En trois actes et quatorze tableaux, La Maladie blanche met en lumière avec un humour grinçant les forces antagonistes d’une société où le profit est roi. Le capitalisme en crise génère nationalisme belliqueux et mesures liberticides: instruments d’un pouvoir déliquescent. De quoi alimenter l’esprit combatif de Jolie Môme… Ce collectif participe depuis longtemps à toutes les luttes populaires et a gardé sa verve militante.

Dans le style du théâtre d’intervention, il reprend les bonnes vieilles méthodes brechtiennes, avec un zeste de commedia dell’arte : visages blancs, costumes emblématiques de fonctions sociales. Les jeunes acteurs se plient à un jeu frisant la caricature et forcent le trait mais sans excès. Cette farce noire se prête à un traitement didactique et burlesque, avec des archétypes sociaux: un marchand de canons accompagné d’un chef de guerre, un conseiller d’Etat, propriétaire d’une clinique et entouré de médecins à sa botte, une presse et une petite bourgeoisie serviles, une nation au patriotisme fanatique… Quelle que soit leur classe sociale, tous veulent tirer  bénéfice de l’épidémie: les uns, en agitant la peur pour garder le pouvoir, les autres en spéculant sur les ventes d’un traitement-miracle.

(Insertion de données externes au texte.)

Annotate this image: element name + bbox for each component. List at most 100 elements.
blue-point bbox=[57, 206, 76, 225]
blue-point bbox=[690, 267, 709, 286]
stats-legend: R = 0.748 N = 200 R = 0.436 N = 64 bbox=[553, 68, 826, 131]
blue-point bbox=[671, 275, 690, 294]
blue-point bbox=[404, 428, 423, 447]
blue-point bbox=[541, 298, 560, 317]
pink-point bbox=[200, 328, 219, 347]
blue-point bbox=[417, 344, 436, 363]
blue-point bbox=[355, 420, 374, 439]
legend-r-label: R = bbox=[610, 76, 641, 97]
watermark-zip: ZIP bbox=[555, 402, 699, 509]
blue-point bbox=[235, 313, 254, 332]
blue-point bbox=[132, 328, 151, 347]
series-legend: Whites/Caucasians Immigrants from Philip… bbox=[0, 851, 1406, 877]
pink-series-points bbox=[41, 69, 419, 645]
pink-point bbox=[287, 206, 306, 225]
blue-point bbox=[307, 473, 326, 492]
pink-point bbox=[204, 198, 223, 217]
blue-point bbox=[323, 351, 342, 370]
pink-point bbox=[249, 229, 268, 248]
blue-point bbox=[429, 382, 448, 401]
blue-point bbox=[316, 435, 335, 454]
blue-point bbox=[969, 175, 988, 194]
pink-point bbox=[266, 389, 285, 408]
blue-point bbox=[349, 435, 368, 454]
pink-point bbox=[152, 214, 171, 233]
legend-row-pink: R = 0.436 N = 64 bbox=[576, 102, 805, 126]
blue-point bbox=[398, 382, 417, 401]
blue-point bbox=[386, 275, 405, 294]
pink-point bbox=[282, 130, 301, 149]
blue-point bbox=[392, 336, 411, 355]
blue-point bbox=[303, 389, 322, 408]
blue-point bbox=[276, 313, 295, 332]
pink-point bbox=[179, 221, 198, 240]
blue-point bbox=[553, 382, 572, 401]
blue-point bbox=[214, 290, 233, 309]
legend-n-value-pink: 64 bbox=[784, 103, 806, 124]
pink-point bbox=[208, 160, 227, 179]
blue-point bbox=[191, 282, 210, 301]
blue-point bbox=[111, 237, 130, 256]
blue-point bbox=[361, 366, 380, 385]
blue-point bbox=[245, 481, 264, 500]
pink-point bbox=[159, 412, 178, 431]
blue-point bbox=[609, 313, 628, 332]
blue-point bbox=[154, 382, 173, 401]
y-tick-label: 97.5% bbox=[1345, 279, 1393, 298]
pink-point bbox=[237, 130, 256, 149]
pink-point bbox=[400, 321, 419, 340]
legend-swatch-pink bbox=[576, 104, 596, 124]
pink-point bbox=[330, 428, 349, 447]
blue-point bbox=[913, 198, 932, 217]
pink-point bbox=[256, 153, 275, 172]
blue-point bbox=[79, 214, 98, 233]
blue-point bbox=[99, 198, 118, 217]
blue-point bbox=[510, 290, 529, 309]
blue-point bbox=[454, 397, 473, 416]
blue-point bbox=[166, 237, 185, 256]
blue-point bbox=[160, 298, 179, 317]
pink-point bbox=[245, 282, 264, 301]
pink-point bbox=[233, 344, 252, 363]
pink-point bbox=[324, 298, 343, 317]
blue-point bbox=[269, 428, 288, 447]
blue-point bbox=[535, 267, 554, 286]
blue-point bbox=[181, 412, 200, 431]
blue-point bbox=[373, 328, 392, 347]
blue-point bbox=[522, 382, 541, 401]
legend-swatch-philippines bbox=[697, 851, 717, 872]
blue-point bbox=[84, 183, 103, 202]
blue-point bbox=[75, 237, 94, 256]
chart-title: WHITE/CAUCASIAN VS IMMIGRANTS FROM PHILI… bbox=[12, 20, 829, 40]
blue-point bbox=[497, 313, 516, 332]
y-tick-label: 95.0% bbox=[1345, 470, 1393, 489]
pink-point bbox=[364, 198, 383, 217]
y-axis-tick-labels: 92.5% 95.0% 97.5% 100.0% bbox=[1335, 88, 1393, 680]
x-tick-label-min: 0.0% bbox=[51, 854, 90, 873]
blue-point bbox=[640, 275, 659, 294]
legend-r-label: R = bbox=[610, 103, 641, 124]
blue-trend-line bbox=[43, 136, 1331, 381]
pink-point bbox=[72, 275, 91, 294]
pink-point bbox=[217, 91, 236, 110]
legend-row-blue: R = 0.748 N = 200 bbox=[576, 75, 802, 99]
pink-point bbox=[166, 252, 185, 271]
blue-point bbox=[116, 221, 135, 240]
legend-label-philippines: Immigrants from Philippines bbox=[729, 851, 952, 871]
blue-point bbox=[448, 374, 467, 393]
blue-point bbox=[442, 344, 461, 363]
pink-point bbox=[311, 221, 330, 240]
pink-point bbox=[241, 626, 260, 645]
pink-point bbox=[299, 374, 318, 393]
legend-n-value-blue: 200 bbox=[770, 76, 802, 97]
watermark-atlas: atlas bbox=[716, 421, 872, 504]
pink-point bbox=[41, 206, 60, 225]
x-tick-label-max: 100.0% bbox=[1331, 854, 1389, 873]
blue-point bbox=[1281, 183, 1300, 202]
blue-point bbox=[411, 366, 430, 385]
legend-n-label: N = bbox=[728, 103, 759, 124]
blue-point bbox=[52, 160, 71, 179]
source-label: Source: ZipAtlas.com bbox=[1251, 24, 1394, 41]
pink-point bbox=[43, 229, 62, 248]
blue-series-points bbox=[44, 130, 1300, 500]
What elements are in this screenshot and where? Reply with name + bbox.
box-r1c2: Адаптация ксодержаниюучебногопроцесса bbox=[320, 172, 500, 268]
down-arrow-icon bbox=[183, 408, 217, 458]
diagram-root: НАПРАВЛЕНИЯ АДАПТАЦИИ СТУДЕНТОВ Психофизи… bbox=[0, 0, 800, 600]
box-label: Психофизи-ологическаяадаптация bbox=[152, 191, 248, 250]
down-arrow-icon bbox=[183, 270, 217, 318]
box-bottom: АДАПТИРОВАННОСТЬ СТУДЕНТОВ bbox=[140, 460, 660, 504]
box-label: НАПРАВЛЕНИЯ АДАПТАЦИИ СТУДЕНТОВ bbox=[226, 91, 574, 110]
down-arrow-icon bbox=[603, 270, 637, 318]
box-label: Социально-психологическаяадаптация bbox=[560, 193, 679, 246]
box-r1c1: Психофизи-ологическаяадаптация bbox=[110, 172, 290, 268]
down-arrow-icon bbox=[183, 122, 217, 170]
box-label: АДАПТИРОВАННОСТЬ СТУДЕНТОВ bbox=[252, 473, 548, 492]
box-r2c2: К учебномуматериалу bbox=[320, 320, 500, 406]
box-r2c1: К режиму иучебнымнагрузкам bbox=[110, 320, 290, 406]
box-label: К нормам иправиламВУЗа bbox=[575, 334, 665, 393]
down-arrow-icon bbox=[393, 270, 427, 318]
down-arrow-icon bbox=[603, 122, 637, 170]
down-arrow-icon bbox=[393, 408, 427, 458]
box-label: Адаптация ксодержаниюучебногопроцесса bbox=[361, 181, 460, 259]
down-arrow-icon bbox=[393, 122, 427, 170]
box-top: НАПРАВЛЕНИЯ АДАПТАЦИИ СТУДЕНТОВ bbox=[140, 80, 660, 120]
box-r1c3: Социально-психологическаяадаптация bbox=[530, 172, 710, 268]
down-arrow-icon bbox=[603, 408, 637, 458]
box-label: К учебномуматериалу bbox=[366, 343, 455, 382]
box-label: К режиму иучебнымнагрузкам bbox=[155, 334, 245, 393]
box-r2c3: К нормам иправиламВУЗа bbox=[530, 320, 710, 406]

En montrant la résistance du docteur Bougalen, son engagement désintéressé et sans faille pour la cause pacifiste, Karel Čapek rend évident le système mafieux des industriels et politiciens.  La compagnie Jolie Môme met son énergie au service d’un texte étonnant qui, encore aujourd’hui, résonne étrangement. Une mise en scène bien huilée, un rythme soutenu par une musique jouée sur scène et un style de jeu affirmé emportent l’adhésion du public, venu nombreux à la Belle Etoile. Cette ancienne salle des fêtes devenue gymnase, est mise à disposition de ce collectif par la ville de Saint-Denis depuis 2004. Un lieu chaleureux et à découvrir… situé dans un quartier en pleine mutation et où Jolie Môme propose des soirées cabarets, des ateliers de théâtre et reçoit des groupes militants.

Mireille Davidovici

 Jusqu’au 5 décembre, La Belle Étoile, 14 rue Saint-Just, La Plaine-Saint-Denis (Seine-Saint-Denis). Métro : Front Populaire. T. : 01 49 98 39 20.

Le texte de la pièce est publié aux éditions de La Différence..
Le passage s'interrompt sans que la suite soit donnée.